1) A security that represents a debt to be paid is known as a(n)

  • rating.
  • bank.
  • index.
  • bond.
  • stock.

2) One example of a financial intermediary is a

  • security.
  • stock.
  • bank.
  • financial market.
  • bond.

3) What is the effect of an increase in the productivity of capital?

  • It reduces investor confidence.
  • It increases the supply of loanable funds.
  • It increases the demand for loanable funds.
  • It decreases the supply of loanable funds.
  • It decreases the demand for loanable funds.

4) In the last decade, the U.S. savings rate has

  • rebounded somewhat.
  • dropped to new lows.
  • climbed to historic highs.
  • leveled off around the historical average.
  • begun to come down from unusually high levels.

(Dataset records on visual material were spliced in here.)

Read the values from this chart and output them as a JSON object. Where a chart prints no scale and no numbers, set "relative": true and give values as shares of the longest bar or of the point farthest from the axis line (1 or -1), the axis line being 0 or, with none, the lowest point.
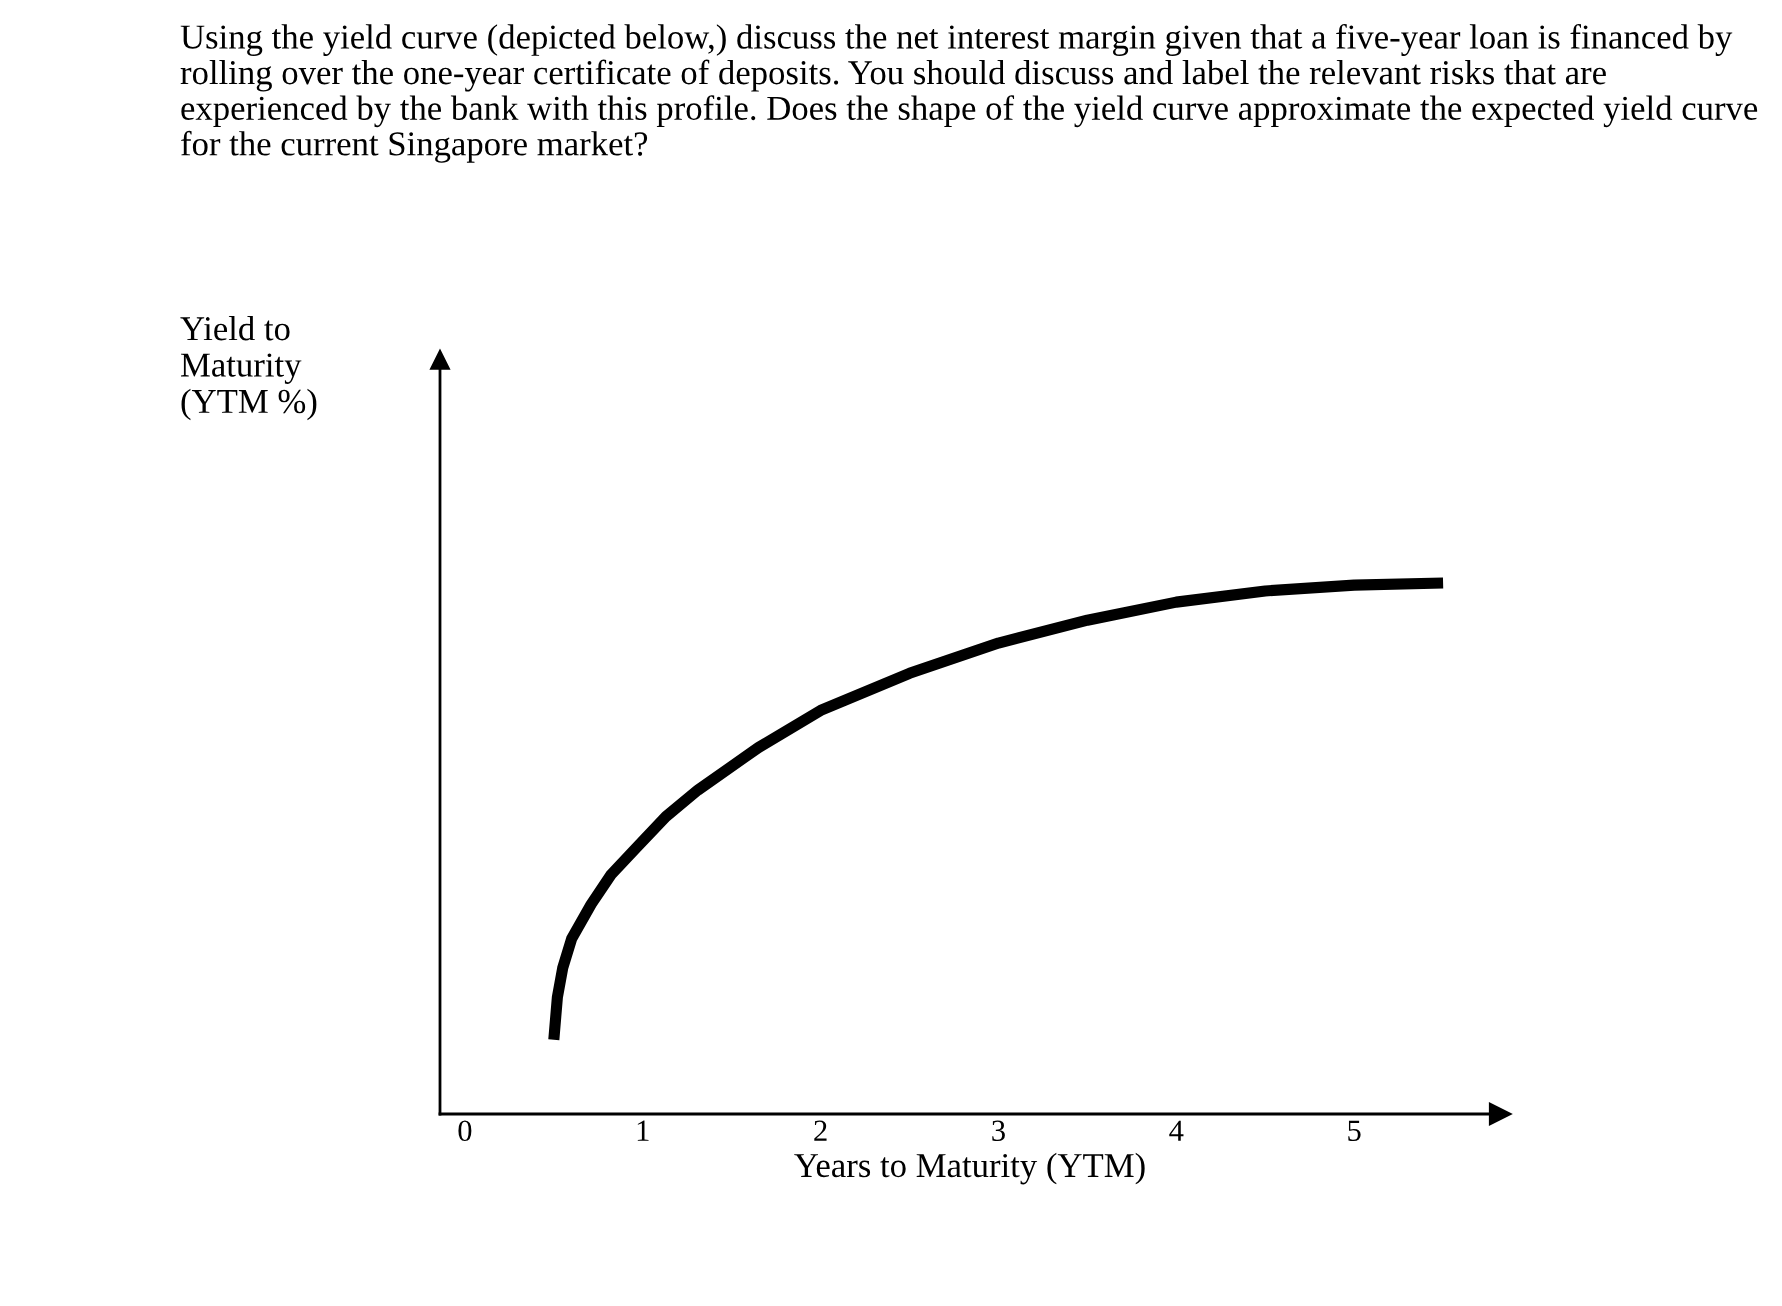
{
  "chart_data": {
    "type": "line",
    "title": "Using the yield curve (depicted below,) discuss the net interest margin given that a five-year loan is financed by rolling over the one-year certificate of deposits. You should discuss and label the relevant risks that are experienced by the bank with this profile. Does the shape of the yield curve approximate the expected yield curve for the current Singapore market?",
    "xlabel": "Years to Maturity (YTM)",
    "annotations": [
      "Yield to\nMaturity\n(YTM %)"
    ],
    "relative": true,
    "xlim": [
      -0.14,
      5.82
    ],
    "xticks": [
      0,
      1,
      2,
      3,
      4,
      5
    ],
    "grid": false,
    "marker": "none",
    "line_style": "solid",
    "series": [
      {
        "color": "#000000",
        "x": [
          0.5,
          0.52,
          0.55,
          0.6,
          0.71,
          0.82,
          0.96,
          1.13,
          1.31,
          1.65,
          2.0,
          2.5,
          3.0,
          3.5,
          4.0,
          4.5,
          5.0,
          5.5
        ],
        "values": [
          0.14,
          0.22,
          0.275,
          0.33,
          0.395,
          0.45,
          0.5,
          0.56,
          0.61,
          0.69,
          0.76,
          0.83,
          0.887,
          0.93,
          0.964,
          0.985,
          0.996,
          1.0
        ]
      }
    ]
  }
}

5) Which of the following reflects an accurate economic chain of events?

  • Higher interest rates increase savings, which causes consumption smoothing.
  • Investment finances savings, which causes the economy to shrink.
  • Savings finances future consumption, which allows future production to increase from a larger capital stock.
  • Investment finances future consumption, which allows incomes—and thus savings—to grow.
  • Savings finances investment, which allows the economy to grow from a larger capital stock.

6) The demand for loanable funds decreases while the supply simultaneously increases. This would cause the equilibrium

  • quantity of loanable funds to decrease and the equilibrium interest rate to increase.
  • interest rate to decrease, but the new equilibrium quantity would be uncertain.
  • quantity of loanable funds to increase and the equilibrium interest rate to decrease.
  • quantity of loanable funds to increase, but the effect on the equilibrium interest rate would be uncertain.
  • interest rate to increase, but the new equilibrium quantity would be uncertain.

7) Which combination of events could have caused the equilibrium interest rate to fall and the equilibrium quantity of loanable funds (both borrowed and lent) to fall?

  • A baby boom begins, and investor confidence rises.
  • People have lower time preferences, and capital is more productive.
  • A baby boom begins, and people have higher time preferences.
  • People have lower time preferences, and governments run larger deficits.
  • Firms are more pessimistic, and governments run fewer deficits.

8) The nominal interest rate is

  • the interest rate that is corrected for inflation.
  • the interest rate that is not corrected for inflation.
  • the rate charged on loans for automobiles and other personal loans but not the rate charged on home loans.
  • equal to the real interest rate minus the inflation rate.
  • the rate of interest charged to most large commercial borrowers.

9) The interest rate represents

  • the opportunity cost of consumption.
  • the opportunity cost of saving.
  • only the opportunity cost of taking a different job.
  • the price of savings but not investment.
  • the opportunity cost of saving plus the opportunity cost of inflation.